When applying the Transactional Net Margin Method (TNMM), selecting the right Profit Level Indicator (PLI) is critical to ensure compliance with transfer pricing rules. Return on Total Costs (ROTC), also known as the Net Mark-Up Ratio, is one of the most widely used PLIs for entities performing routine, low-risk functions. It is particularly relevant for companies operating on a cost-plus basis, where costs are the main value driver. Both Philippine regulations and Organisation for Economic Co-operation and Development (OECD) guidelines recognise ROTC as a reliable measure for benchmarking profitability in such cases.
What is ROTC?
- ROTC measures operating profit relative to total costs incurred by the tested party. It is commonly applied when the tested entity performs support or manufacturing functions without owning significant intangibles or assuming major risks.

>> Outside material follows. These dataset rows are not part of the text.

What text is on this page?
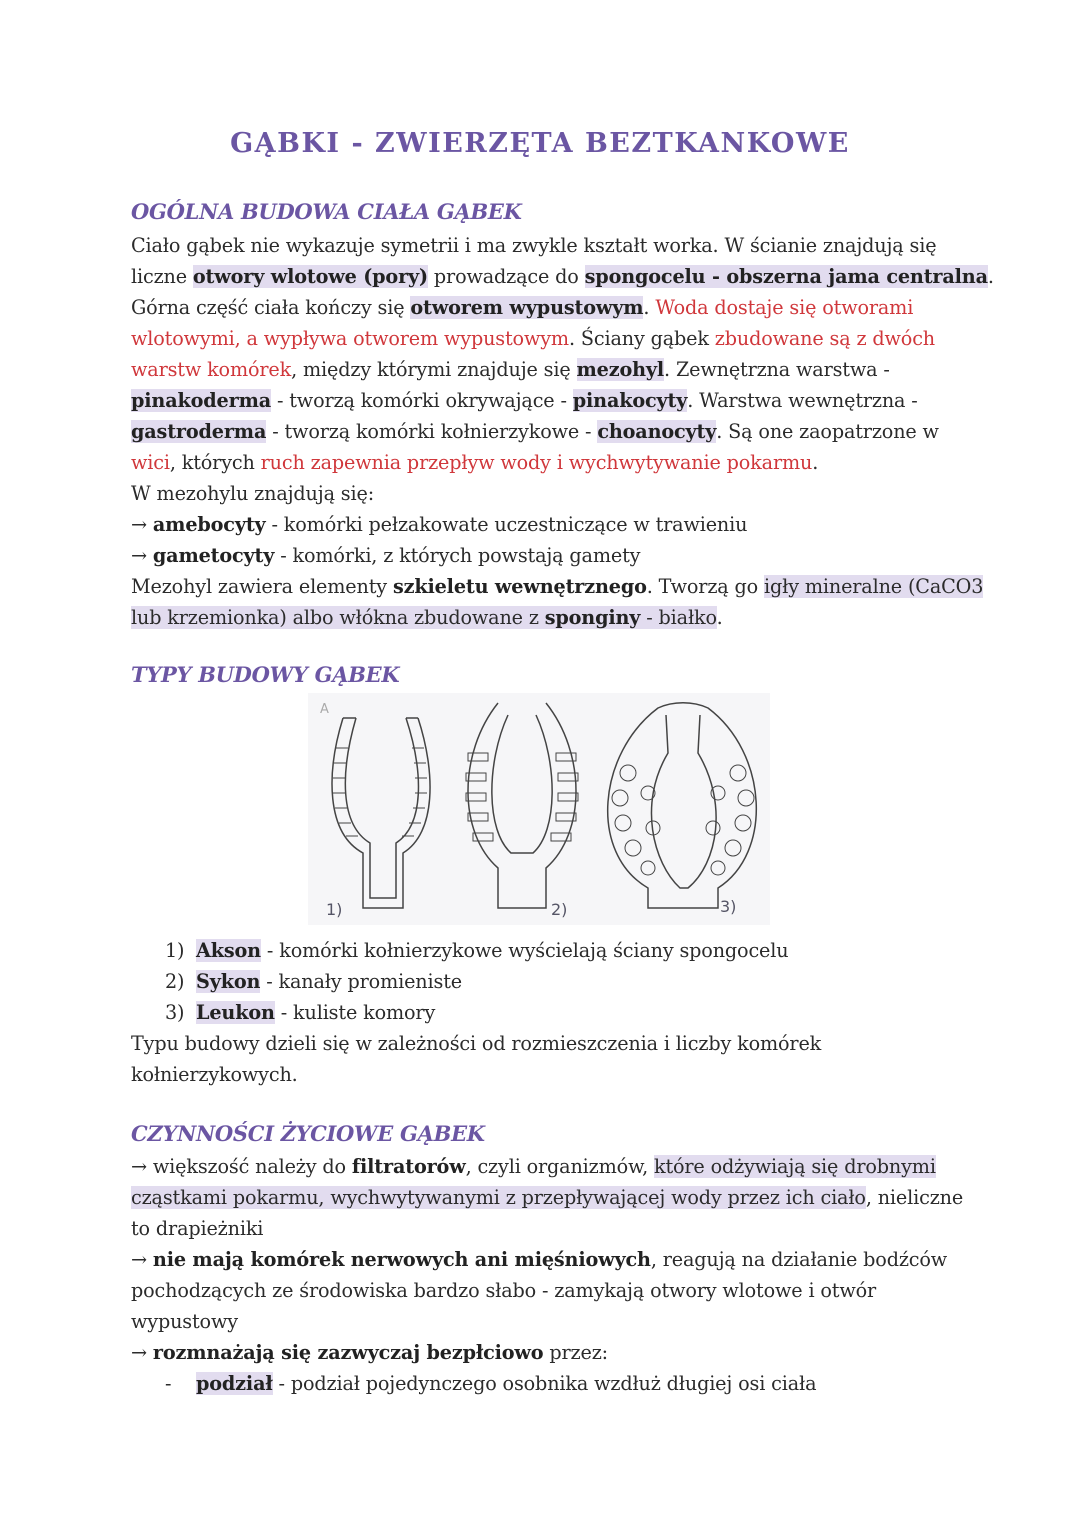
GĄBKI - ZWIERZĘTA BEZTKANKOWE
OGÓLNA BUDOWA CIAŁA GĄBEK
Ciało gąbek nie wykazuje symetrii i ma zwykle kształt worka. W ścianie znajdują się
liczne otwory wlotowe (pory) prowadzące do spongocelu - obszerna jama centralna.
Górna część ciała kończy się otworem wypustowym. Woda dostaje się otworami
wlotowymi, a wypływa otworem wypustowym. Ściany gąbek zbudowane są z dwóch
warstw komórek, między którymi znajduje się mezohyl. Zewnętrzna warstwa -
pinakoderma - tworzą komórki okrywające - pinakocyty. Warstwa wewnętrzna -
gastroderma - tworzą komórki kołnierzykowe - choanocyty. Są one zaopatrzone w
wici, których ruch zapewnia przepływ wody i wychwytywanie pokarmu.
W mezohylu znajdują się:
→ amebocyty - komórki pełzakowate uczestniczące w trawieniu
→ gametocyty - komórki, z których powstają gamety
Mezohyl zawiera elementy szkieletu wewnętrznego. Tworzą go igły mineralne (CaCO3
lub krzemionka) albo włókna zbudowane z sponginy - białko.
TYPY BUDOWY GĄBEK
A
1)	2)	3)
1) Akson - komórki kołnierzykowe wyścielają ściany spongocelu
2) Sykon - kanały promieniste
3) Leukon - kuliste komory
Typu budowy dzieli się w zależności od rozmieszczenia i liczby komórek
kołnierzykowych.
CZYNNOŚCI ŻYCIOWE GĄBEK
→ większość należy do filtratorów, czyli organizmów, które odżywiają się drobnymi
cząstkami pokarmu, wychwytywanymi z przepływającej wody przez ich ciało, nieliczne
to drapieżniki
→ nie mają komórek nerwowych ani mięśniowych, reagują na działanie bodźców
pochodzących ze środowiska bardzo słabo - zamykają otwory wlotowe i otwór
wypustowy
→ rozmnażają się zazwyczaj bezpłciowo przez:
- podział - podział pojedynczego osobnika wzdłuż długiej osi ciała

- Formula: ROTC=Total Costs/Operating Profit×100%
Industries and companies that typically operate under cost-plus arrangements, making ROTC the most reliable indicator for benchmarking, are as follows:
- Contract manufacturing: electronics (e.g., semiconductor assembly), automotive parts, pharmaceuticals
- Shared service centers: finance and accounting back-office, HR services
- Business Process Outsourcing: call centers, IT-enabled services
- Contract research and development: engineering design, product testing
- Information Technology (IT) support and managed services: routine IT maintenance and helpdesk
- Third-party logistics providers: warehousing and distribution services
- Routine consulting and administrative support firms
(Chapter II, Section on TNMM for OECD Transfer Pricing Guidelines for Multinational Enterprises and Tax Administrations 2022, Revenue Regulations No. 2-2013 on Philippine Internal Transfer Pricing Guidelines, and Revenue Audit Memorandum Order No. 1-2019 on Transfer Pricing Audit Guidelines)
Taxpayers engaged in routine manufacturing or service activities should review their intercompany pricing policies to ensure that ROTC applied is consistent with arm’s length principles. Maintain robust comparability analysis and documentation to mitigate transfer pricing audit risks.